Доброжелательнее отзывались о Мариам иерусалимские старички, целыми днями сидящие у ворот своих домов. Называли ее «бедной малюткой» и во всем обвиняли Храм. «Все там взяточники, от привратника до первосвященника. В Храм невозможно попасть, пока не подмажешь привратнику. Священники хотели продать ее в гарем Ирода. Вот она и удрала из Храма».

Были и такие, особенно среди эссеанцев, кто вспомнил мессианские ожидания тринадцатилетней давности. Вспомнили, как они простояли всю ночь с зажженными свечами в руках в Вифезде, перед домом Элохима, в ожидании рождения Мессии. Но родилась девочка, ибо Элохим, сильно провинился перед Господом, пролив невинную кровь сыновей Рубена. Потому Бог и послал ему не сына, а дочь. Но она стала лучшей воспитанницей Храма, посвятила себя Богу, поклялась в верности Ему и решила остаться на всю жизнь непорочной. Священнослужители не оценили этого, хотели выдать замуж против ее воли. И тогда Бог взял ее к себе. В этом пункте эссеанцы слегка расходились между собой. Одни истолковывали это как «вознесение ее духа», полагая, что на самом деле Мариам уже умерла. Другие верили, что Мариам, подобно Илие, живьем вознеслась на небеса. Вторая версия больше нравилась иерусалимским детишкам.

К концу месяца слухи о Мариам постепенно угасли и усилились слухи о резком ухудшении здоровья царя. Все давно знали, что царь Ирод серьезно болен. Люди как-то привыкли к тому, что царь время от времени исчезал и не появлялся месяцами. «Опять отлеживается из-за своей болезни, но ничего, выкарабкается как всегда», – говорили горожане в таких случаях.

Но в этот раз откуда-то пошел слух, что царь лежит при смерти и что ему настолько плохо, что он уже не узнает близких. Находились и такие, кто утверждал, что царь уже умер. Называли даже точную дату. В Йом Кипур. «Но скрывают от народа, поскольку не могут найти его последнего завещания, чтобы провозгласить нового царя». Дворец будто раскололся на группировки, каждая из которых хочет посадить на трон своего принца. Как только закончится борьба за власть и определится новый царь, вот тогда задним числом известят людей о смерти Ирода.

Никто из простого люда толком не знал, что на самом деле происходит за высокими крепостными стенами Дворца. Состояние царского здоровья всегда держалось в строжайшей тайне. Дворцовым сановникам под страхом смерти было запрещено обсуждать его между собою, не то, что выносить за стены Крепости.

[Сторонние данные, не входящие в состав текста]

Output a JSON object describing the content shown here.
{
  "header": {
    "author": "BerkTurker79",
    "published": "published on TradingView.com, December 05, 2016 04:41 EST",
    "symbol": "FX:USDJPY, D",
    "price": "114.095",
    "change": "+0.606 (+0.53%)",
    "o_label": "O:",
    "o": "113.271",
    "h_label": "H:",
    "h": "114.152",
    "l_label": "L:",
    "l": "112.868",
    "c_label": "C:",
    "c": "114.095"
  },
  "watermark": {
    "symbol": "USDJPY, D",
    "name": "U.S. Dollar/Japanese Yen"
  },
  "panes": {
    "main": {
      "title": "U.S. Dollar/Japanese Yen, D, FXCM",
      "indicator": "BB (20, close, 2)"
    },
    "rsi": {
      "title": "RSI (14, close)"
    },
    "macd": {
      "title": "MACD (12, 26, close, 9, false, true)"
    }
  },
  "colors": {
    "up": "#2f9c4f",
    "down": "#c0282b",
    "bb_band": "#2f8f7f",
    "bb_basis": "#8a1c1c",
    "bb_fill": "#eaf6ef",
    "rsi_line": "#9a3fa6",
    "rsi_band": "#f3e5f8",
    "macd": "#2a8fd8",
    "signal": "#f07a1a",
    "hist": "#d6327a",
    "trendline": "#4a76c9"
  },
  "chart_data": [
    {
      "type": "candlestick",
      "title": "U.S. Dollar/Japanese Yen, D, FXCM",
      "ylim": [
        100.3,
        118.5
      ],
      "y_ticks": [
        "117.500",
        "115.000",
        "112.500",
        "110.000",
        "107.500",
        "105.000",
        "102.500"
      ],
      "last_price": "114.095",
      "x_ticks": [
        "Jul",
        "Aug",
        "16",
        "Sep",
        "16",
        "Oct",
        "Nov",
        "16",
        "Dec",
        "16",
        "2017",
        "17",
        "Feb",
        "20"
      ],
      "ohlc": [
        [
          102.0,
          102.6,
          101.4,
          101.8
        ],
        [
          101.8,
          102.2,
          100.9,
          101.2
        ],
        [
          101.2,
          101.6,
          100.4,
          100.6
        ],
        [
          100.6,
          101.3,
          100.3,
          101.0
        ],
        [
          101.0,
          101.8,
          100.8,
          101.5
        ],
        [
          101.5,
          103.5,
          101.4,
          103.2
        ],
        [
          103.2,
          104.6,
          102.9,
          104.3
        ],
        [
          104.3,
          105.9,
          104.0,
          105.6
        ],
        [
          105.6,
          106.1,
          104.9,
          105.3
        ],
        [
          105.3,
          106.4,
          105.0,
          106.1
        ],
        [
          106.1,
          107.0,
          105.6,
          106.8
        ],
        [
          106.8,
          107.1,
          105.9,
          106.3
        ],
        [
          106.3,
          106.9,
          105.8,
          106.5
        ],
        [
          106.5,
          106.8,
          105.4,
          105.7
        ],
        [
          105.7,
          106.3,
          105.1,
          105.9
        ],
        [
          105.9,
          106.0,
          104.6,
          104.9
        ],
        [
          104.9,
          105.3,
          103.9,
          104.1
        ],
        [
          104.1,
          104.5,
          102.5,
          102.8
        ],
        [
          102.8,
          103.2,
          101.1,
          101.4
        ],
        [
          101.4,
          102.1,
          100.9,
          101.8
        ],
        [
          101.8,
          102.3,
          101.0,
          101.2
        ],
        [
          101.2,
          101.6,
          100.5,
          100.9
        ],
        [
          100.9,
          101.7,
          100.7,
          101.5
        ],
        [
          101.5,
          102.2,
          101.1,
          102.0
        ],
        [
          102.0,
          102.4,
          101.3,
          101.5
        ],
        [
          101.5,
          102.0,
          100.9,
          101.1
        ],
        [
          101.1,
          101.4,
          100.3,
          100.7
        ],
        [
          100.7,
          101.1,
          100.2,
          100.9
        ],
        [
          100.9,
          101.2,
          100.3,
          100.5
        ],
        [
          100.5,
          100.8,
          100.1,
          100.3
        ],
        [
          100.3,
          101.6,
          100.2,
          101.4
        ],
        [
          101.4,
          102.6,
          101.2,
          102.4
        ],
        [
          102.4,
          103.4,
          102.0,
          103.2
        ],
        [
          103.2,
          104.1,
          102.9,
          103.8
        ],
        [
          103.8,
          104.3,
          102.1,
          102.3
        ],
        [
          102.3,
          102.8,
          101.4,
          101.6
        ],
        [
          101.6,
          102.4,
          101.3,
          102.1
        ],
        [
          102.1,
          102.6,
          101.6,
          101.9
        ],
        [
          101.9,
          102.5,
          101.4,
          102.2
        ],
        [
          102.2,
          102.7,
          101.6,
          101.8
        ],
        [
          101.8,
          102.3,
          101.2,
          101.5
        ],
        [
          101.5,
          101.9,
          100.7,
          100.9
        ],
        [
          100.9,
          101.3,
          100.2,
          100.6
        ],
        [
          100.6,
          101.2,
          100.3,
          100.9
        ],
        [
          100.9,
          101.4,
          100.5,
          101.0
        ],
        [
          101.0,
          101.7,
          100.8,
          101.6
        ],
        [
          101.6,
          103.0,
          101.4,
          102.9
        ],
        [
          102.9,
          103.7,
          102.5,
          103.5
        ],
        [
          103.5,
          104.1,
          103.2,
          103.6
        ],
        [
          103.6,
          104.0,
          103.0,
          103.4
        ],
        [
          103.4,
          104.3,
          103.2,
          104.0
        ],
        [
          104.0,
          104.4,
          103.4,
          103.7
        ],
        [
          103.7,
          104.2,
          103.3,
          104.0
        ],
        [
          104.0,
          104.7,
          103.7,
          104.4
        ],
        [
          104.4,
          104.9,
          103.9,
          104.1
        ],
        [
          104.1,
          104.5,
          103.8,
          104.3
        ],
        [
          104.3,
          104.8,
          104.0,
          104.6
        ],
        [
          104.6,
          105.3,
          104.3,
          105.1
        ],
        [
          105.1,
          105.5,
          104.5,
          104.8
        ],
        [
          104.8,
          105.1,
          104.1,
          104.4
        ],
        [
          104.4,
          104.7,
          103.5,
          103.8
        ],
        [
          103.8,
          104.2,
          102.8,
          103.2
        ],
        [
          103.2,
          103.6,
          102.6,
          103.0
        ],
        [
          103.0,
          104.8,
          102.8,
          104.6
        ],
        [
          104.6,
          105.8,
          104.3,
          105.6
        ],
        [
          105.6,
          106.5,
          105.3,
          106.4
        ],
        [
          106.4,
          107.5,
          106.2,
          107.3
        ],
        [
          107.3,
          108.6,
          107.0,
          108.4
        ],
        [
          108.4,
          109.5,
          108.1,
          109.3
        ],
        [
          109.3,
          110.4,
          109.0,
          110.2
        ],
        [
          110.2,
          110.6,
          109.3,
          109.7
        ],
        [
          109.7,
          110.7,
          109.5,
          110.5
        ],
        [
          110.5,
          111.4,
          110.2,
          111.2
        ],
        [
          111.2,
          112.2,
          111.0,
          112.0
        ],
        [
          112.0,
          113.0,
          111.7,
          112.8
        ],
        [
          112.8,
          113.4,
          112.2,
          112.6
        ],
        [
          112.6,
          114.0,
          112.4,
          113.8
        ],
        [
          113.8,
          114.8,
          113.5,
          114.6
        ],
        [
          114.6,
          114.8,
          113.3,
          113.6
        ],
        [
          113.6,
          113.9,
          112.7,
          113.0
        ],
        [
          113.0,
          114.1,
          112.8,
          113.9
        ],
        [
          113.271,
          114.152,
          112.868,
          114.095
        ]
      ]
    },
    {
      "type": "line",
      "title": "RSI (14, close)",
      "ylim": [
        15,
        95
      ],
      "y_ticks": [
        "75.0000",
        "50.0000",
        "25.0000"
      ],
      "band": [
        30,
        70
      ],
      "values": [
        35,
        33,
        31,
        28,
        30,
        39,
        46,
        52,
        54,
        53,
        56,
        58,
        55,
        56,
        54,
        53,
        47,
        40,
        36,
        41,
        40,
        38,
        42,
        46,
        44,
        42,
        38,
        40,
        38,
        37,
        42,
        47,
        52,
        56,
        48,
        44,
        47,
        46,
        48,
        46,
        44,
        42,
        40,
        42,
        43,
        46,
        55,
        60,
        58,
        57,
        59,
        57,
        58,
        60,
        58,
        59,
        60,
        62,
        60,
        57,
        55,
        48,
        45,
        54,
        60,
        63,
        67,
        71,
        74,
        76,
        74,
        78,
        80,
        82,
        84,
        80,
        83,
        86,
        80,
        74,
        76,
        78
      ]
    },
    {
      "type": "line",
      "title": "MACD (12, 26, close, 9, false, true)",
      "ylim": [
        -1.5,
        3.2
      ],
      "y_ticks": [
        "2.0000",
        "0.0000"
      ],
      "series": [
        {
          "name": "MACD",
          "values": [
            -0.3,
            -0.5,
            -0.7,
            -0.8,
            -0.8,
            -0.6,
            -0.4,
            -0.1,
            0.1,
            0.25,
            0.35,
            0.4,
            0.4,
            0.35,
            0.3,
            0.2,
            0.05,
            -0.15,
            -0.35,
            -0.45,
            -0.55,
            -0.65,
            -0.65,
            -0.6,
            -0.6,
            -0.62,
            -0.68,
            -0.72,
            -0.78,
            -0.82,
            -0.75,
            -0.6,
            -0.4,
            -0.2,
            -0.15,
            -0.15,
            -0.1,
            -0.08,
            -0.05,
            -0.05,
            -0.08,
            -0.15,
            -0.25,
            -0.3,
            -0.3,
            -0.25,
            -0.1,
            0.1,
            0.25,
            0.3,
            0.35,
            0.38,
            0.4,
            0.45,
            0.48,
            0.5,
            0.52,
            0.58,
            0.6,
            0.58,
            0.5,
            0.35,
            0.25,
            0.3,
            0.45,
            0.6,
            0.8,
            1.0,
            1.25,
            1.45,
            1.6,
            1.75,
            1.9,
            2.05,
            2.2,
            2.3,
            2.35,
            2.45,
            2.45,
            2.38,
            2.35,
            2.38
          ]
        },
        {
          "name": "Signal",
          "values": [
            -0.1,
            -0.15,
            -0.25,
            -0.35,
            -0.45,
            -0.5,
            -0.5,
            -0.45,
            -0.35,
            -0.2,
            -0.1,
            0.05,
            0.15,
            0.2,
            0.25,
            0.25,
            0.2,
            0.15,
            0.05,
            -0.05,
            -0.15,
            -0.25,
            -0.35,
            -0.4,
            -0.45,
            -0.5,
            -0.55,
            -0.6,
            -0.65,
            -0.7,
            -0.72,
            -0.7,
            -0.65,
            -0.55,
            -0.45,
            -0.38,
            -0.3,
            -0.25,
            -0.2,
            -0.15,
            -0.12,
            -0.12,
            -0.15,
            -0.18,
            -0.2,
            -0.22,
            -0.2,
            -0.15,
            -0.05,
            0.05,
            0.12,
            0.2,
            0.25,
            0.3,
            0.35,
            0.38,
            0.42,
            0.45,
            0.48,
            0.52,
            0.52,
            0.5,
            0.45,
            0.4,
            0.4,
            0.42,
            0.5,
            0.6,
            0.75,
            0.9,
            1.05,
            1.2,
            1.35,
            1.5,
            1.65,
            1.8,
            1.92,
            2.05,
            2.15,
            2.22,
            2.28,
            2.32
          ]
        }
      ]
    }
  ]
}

В Храме, разумеется, высшее духовенство было хорошо осведомлено о состоянии здоровья царя. Но оно, прежде всего в целях сохранения всеобщего спокойствия, соблюдало неписаное правило: не делиться ни с кем сообщениями, тайно поступающими из Дворца.

Утром первого числа месяца Мархешвана внезапно по городу разошлась весть о том, что царь Ирод ночью умер.

113

– Ирод сдох!

– Ирод мертв!

– Царь умер!

– Наконец-то!

Люди ликовали. Кто открыто, кто осторожно. Всем хотелось скорее поделиться радостной вестью с теми, кто еще не слышал ее. Весть мгновенно облетела город. На улицах не было видно ни одного идумея и ни одного римлянина, что было истолковано людьми как верный знак того, что теперь царь на самом деле умер. Город принадлежал вновь самим иудеям. Словно мир по мановению волшебной палочки в один миг изменился. Все кругом внезапно стало каким-то близким, своим, родным.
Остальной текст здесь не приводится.